Assessing some statistical and physical modelling uncertainties of extreme responses for monopile-based offshore wind turbines, using metocean contours

Abstract

This study examines the influence of probabilistic models for wave parameters in the joint environmental model and hydrodynamic/soil models on extreme mudline bending moments for monopile-based wind turbines at representative wind speeds, using the environmental contour method. For significant wave height, the 3-parameter Weibull model using the method of moments (MoM) provides the best fit to hindcast data across different wind classes, for the statistical models and data considered in the study. The hybrid Log-normal-Weibull (LonoWe) model also provides a reasonable fit but is sensitive to the transition point between distributions. Both models yield the largest extreme responses, with differences of approximately 0.5–3.5%. The 3-parameter Weibull model with maximum likelihood estimation (MLE) and the 2-parameter Weibull model result in less conservative contours, leading to up to 13% lower extreme responses, compared to LonoWe and Weibull (MoM). Regarding peak period, both the Log-normal and 3-parameter Weibull models provide reasonable fits, with the latter being more accurate near the steepness (breaking) limit.
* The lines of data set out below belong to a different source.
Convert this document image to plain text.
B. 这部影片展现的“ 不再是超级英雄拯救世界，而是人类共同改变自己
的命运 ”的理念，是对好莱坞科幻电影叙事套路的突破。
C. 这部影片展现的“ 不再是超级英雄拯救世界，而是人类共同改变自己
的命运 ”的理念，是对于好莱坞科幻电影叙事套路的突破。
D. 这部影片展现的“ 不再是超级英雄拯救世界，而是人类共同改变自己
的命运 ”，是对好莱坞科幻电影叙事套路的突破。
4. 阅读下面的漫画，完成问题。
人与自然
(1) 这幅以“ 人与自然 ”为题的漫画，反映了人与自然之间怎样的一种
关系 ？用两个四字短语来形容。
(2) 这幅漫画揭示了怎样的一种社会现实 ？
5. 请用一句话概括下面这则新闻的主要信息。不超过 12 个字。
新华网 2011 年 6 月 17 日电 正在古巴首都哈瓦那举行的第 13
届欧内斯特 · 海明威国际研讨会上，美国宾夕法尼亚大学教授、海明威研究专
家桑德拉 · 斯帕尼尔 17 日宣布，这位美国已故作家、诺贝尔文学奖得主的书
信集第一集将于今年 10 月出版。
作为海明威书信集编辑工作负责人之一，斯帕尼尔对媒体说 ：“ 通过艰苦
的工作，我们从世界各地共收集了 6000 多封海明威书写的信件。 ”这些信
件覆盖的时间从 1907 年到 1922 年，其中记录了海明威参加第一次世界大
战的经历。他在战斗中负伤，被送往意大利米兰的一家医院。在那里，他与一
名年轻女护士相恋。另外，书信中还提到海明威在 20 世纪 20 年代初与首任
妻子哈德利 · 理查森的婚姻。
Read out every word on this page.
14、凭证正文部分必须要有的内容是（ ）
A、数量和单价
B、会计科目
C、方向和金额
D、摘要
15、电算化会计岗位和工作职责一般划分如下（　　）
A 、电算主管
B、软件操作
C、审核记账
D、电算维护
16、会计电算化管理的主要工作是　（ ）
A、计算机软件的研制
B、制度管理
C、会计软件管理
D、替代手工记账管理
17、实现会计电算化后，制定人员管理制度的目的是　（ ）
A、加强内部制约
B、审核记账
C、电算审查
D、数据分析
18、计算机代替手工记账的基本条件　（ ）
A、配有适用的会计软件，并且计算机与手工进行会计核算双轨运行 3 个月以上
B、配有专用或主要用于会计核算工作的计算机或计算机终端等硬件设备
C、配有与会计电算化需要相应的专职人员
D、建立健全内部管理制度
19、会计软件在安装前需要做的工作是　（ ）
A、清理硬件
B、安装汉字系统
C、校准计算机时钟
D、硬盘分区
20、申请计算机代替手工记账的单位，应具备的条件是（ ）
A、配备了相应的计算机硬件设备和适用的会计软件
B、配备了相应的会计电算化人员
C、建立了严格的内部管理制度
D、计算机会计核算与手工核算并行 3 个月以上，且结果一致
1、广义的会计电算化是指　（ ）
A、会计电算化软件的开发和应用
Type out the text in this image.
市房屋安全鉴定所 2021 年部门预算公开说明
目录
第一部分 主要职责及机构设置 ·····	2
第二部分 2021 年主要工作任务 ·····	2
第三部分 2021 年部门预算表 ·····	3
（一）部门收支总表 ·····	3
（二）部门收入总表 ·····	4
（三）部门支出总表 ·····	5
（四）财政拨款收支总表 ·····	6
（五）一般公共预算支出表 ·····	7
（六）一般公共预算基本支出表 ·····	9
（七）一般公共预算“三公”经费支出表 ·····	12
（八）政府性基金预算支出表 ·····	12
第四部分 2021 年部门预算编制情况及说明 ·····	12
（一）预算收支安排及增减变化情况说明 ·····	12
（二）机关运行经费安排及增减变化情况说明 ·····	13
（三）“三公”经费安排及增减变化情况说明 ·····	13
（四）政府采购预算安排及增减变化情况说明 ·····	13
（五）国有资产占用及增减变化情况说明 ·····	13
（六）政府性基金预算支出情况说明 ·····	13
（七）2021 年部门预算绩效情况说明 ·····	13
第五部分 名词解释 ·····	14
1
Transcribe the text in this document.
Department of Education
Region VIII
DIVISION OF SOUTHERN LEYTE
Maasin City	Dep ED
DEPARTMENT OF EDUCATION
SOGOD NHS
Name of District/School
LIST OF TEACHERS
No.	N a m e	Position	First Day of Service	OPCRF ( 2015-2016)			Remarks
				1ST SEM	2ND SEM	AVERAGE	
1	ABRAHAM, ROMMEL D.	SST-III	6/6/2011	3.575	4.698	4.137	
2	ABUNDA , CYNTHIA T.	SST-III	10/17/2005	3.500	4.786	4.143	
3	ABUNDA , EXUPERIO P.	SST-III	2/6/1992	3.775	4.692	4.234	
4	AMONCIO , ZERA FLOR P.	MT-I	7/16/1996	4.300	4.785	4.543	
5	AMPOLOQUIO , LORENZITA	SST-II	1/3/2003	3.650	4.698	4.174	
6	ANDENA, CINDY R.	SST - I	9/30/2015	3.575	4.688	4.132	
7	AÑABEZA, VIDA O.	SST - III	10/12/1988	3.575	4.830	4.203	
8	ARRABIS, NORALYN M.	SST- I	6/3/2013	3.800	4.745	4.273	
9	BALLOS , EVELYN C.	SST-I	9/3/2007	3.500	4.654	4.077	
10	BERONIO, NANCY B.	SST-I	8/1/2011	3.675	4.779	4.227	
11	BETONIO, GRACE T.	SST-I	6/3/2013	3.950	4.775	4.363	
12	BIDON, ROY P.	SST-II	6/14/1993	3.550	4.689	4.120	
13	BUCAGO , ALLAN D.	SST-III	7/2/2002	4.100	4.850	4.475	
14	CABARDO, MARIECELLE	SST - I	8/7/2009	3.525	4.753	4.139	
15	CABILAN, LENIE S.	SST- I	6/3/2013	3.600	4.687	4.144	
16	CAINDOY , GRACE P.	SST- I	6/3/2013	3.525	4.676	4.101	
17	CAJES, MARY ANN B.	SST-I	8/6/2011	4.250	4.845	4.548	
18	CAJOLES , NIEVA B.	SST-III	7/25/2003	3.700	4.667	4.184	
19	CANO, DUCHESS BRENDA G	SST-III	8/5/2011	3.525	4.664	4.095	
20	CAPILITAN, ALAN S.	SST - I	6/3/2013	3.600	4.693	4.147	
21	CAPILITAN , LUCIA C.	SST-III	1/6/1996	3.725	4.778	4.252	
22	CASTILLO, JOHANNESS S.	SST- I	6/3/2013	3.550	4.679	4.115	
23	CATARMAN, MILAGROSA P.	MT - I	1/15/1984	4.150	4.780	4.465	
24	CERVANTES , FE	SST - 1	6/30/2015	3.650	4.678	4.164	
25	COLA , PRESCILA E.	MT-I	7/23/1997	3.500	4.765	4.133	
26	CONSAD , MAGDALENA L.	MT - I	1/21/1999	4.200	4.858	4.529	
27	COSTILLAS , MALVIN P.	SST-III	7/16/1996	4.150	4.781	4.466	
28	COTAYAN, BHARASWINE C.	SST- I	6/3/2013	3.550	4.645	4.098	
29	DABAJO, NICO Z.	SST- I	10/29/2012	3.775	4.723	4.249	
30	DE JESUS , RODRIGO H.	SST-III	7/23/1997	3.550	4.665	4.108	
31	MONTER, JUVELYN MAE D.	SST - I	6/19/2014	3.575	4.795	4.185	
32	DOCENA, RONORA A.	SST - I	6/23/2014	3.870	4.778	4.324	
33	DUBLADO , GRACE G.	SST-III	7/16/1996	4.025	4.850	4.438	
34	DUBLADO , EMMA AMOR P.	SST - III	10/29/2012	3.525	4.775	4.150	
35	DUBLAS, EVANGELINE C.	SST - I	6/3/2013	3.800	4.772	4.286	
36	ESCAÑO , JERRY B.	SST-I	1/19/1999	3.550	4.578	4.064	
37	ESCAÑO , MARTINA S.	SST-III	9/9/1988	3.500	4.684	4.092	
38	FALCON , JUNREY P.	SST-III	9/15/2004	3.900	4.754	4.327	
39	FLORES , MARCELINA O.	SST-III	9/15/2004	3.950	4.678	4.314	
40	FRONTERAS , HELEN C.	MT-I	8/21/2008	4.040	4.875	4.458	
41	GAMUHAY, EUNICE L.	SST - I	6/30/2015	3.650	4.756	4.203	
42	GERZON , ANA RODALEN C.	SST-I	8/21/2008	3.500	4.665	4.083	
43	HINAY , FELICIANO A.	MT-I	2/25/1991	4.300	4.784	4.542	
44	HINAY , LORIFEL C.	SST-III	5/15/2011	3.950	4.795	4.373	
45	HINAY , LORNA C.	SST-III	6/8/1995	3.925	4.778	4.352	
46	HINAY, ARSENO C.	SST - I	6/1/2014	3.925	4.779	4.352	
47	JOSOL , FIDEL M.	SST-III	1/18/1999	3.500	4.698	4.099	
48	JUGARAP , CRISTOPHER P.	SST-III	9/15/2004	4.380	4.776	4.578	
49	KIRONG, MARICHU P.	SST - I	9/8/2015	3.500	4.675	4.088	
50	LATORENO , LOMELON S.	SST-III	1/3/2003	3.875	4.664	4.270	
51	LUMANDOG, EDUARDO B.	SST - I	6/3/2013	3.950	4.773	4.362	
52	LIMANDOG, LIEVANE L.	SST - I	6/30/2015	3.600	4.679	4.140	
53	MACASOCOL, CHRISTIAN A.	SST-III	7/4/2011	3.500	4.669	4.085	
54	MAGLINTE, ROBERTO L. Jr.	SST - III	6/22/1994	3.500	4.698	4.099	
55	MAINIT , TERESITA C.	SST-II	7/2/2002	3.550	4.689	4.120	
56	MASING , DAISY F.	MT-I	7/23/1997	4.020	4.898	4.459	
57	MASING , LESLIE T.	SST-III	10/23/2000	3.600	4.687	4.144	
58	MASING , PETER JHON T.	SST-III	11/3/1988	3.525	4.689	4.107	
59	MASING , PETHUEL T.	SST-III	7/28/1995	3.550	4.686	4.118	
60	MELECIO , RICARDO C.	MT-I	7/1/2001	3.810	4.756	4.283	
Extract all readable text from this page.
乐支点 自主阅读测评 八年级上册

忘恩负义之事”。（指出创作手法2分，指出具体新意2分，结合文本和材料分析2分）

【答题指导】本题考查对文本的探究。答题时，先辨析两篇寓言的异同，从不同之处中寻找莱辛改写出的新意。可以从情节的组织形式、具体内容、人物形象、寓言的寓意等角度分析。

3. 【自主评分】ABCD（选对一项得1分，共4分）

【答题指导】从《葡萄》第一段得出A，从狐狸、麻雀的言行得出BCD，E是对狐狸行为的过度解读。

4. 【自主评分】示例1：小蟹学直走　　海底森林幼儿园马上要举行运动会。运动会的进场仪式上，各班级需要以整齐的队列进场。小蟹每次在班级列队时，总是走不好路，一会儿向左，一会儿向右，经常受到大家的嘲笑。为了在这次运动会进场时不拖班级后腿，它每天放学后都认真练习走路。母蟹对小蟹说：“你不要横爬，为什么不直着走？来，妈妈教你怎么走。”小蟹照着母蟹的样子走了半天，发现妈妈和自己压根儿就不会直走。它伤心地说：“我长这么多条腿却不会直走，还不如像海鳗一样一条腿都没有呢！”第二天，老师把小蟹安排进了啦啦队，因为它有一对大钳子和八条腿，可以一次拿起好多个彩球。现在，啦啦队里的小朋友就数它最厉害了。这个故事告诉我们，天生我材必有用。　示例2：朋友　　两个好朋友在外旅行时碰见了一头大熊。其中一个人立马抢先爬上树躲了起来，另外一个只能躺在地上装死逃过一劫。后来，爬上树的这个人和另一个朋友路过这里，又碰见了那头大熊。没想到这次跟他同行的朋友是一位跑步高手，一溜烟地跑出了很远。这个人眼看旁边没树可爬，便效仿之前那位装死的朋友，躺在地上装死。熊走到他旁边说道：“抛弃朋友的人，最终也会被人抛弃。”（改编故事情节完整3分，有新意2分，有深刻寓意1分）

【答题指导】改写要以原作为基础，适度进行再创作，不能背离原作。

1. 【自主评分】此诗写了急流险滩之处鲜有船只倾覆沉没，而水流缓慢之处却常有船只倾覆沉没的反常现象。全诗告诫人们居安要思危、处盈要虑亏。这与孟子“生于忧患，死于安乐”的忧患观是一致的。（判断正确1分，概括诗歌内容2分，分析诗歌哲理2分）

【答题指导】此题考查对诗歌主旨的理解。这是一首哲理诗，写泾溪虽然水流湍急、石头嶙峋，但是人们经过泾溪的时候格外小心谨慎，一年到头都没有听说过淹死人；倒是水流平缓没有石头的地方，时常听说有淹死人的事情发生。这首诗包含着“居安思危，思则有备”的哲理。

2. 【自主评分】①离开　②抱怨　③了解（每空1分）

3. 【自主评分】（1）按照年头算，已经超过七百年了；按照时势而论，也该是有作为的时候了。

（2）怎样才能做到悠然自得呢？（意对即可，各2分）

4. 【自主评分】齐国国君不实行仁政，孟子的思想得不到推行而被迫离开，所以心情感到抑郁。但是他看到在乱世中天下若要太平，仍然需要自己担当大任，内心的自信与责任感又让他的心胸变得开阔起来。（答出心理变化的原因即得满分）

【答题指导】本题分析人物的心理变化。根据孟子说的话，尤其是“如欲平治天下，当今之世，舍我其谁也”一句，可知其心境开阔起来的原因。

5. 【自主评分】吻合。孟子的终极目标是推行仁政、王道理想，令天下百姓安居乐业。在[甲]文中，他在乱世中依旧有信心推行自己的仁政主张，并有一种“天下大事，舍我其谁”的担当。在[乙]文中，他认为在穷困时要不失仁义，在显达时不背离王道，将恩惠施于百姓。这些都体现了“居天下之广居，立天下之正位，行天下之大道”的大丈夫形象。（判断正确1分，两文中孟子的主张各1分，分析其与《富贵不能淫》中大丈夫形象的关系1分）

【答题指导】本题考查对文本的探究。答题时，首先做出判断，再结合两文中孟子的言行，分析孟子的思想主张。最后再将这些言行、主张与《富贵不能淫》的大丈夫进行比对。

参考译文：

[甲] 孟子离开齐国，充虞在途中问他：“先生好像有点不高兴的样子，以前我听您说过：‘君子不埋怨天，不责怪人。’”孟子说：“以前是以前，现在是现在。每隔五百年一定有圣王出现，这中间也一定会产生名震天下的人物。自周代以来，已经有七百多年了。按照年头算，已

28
The stochastic variation among maxima due to seed variability and the uncertainty in quantile estimates as a function of number of samples was found to be crucial, particularly for severe sea states at the cut-out speed. Soil modelling is particularly important when the turbine is parked and encounters peak wave periods close to the turbine’s natural periods, while the effect of soil modelling on the extremes during turbine operation is negligible. Additionally, the impact of diffraction becomes relatively important for short wave periods. However, it is worth noting that the choice of load models has less impact on extreme responses compared to variations in the contours caused by different statistical models or seed variability.